Effect of lithology on the freeze-thaw damage behavior of tunnel slag concrete: Experimental and numerical investigations

The application of tunnel slag in the production of concrete raw materials can significantly alleviate the shortage of natural sand aggregates, reduce the costs associated with transporting raw materials, and contribute to environmental protection. However, the influence mechanisms of the lithology for tunnel slag products (coarse aggregate, fine aggregate, and stone powder) on the basic properties and frost resistance of concrete remain unclear.
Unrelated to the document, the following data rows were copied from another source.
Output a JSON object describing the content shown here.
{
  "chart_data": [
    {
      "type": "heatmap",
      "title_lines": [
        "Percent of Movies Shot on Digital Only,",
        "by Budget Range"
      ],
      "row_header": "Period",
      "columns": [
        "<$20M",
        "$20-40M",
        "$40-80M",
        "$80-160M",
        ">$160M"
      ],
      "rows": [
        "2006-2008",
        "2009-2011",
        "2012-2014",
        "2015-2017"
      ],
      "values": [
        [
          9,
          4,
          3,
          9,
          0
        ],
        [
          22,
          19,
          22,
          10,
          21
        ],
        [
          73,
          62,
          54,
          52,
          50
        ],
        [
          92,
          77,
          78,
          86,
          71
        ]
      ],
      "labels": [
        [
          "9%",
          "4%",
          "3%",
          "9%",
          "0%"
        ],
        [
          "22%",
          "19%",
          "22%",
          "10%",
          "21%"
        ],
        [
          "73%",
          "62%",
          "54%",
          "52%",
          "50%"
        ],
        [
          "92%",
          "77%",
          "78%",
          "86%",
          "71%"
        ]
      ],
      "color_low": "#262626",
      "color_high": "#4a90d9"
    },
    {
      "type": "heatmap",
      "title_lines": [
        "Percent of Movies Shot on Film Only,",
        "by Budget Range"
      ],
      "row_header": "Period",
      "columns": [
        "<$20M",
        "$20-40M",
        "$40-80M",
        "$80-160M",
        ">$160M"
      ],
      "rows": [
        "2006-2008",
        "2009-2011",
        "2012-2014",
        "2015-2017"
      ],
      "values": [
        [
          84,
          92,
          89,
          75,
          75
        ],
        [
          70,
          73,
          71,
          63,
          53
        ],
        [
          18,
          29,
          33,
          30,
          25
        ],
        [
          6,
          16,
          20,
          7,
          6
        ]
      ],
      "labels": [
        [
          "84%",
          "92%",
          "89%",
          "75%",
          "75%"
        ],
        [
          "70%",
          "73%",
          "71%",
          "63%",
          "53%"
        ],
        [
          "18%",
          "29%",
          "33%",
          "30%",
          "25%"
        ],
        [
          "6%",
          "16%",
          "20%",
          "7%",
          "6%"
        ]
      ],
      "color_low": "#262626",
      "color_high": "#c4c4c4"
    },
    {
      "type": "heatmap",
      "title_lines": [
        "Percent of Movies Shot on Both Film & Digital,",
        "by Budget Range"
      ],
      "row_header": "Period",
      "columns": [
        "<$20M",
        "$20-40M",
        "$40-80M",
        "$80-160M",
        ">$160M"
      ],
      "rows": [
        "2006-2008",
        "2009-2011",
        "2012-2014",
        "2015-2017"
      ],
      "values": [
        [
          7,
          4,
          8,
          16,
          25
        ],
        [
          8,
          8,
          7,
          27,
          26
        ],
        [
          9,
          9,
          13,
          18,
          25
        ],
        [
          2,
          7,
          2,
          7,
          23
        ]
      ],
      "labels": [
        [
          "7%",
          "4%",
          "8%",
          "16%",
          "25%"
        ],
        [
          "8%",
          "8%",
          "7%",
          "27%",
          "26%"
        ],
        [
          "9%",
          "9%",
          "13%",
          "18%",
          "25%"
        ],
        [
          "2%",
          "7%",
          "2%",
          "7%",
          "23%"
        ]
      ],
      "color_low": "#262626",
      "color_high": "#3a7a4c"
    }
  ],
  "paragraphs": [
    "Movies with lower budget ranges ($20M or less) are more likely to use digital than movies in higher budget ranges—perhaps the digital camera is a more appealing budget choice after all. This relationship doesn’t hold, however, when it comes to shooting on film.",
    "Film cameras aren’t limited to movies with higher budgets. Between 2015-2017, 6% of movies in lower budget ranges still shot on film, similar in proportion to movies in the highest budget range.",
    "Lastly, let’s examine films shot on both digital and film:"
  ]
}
This study initially experimentally investigated the slump, compressive strength before freeze-thaw cycles (FTCs), as well as mass loss rate, relative dynamic elastic modulus, and pore structure after FTCs for the concrete incorporating tunnel slag products (tunnel slag concrete, TSC), including granite, limestone, and gneiss TSC. Furthermore, the cohesive zone model was adopted to explore the freeze-thaw damage of TSC and validated through the aforementioned tests. Based on this model, the freeze-thaw failure patterns and residual compressive strength of concrete containing varying lithological tunnel slag products and stone powder contents were examined after FTCs. Finally, a freeze-thaw damage prediction model for TSC with an initial porosity greater than 0.78 % was established. The results indicated that the number of FTCs required for granite and limestone TSC to reach the same damage was 25–50 greater than that of gneiss specimen with same amount of stone powder, and reducing the stone powder content can significantly enhance frost resistance of TSC. Additionally, the freeze-thaw damage of TSC was directly related to its initial porosity, and the damage prediction model based on initial porosity provided a more accurate forecast of freeze-thaw damage in TSC. This study aims to offer a feasible solution for the resource utilization of tunnel slag and ensure the durability of TSC structures in cold regions.